Editor’s Introduction 2(4)

International Journal of Electronic Commerce,
Volume 2, Number 4, Summer 1998, pp. 3.


When introducing to you a broad analysis of electronic cash in an earlier issue of this journal, I mentioned the then-ongoing Hong Kong pilot of Mondex, a leading smart card-based e-cash offering [1]. Now, J. Christopher Westland and his associates provide the results of timely survey-based research on the pilot’s outcomes. Repeating several earlier experiences in the environments that should have been highly receptive, and repeating them under subsidized conditions, the pilot showed very limited merchant and customer acceptance.

The anecdotal evidence of more recent pilots of Mondex’s use for on-site purchases, such as that on Manhattan’s West Side in New York City, also points to resistance. The issue, at least among customers, appears to be simply habit and the perceived comparative convenience of paper or species. It may be that the incorporation of card-based e-cash such as Mondex into systems that inherently call for them–for example, into kiosk- or PC-originated purchases–will ultimately lead to wider acceptance.

Major innovations, the Internet perhaps most notable among them, are ‘liberated’ from their dormancy by an event that emerges suddenly. Their use then grows organically. All the planning and piloting cannot substitute for a strong need perceived by the customers in the light of the options well familiar to them.

The three subsequent papers in the issue address the implementation of electronic data interchange (EDI), a fundamental technology of business-to-business electronic commerce. In the first of these, Pat Finnegan, William Golden, and Denis Murphy investigate the nontechnological factors that are important to the success of an EDI implementation. They analyze the experience of a representative sample of firms that have implemented EDI and offer a ranking of the crucial success factors.

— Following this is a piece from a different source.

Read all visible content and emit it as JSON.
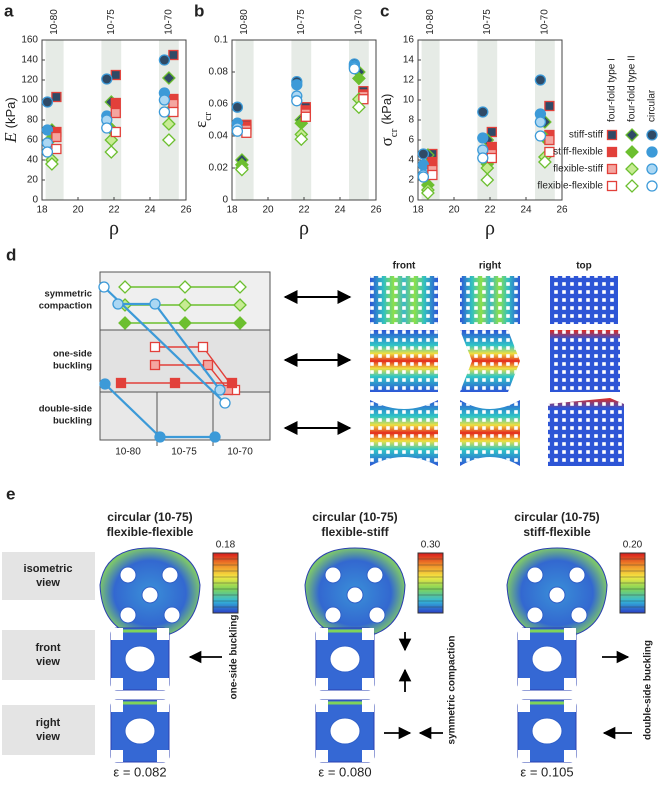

In the next paper, Gregory E. Truman investigates how best to implement EDI. On the basis of existing knowledge of EDI use, he identifies two possible strategies a firm can pursue. The first is the volume strategy that aims to expand the use of a single transaction type with as many business partners as possible, and then moves to other types of transactions. The other is the diversity strategy, in which the firm attempts to initiate multiple interrelated transaction types with at least one business partner and subsequently expand the diversity of transactions and partners, thus also growing the volume. Surprisingly, it emerges from this work that it is the diversity strategy that may be expected to lead to more efficient performance.

A more detailed approach to the EDI implementation issue is taken by Sangjae Lee, Ingoo Han, and Hyogun Kym, who study how controls affect implementation of electronic data interchange. Because highly experienced personnel are generally removed from such functions as accounts payable when EDI is implemented, risks to the integrity of the financial flows between enterprises increase and new controls need to be introduced. The authors classify EDI controls into three categories and empirically establish how these categories relate to the integration and utilization aspects of EDI. Taken together, the two preceding papers and this work give us an increasingly fine-grained view of EDI implementation.

Vladimir Zwass Editor-in-Chief

Reference 1. Clemons, E.K.; Croson, D.C.; and Weber, B. W. Reengineering money: The Mondex stored value card and beyond. International Journal of Electronic Commerce, 2, 1 (winter 1996-97), 5-31.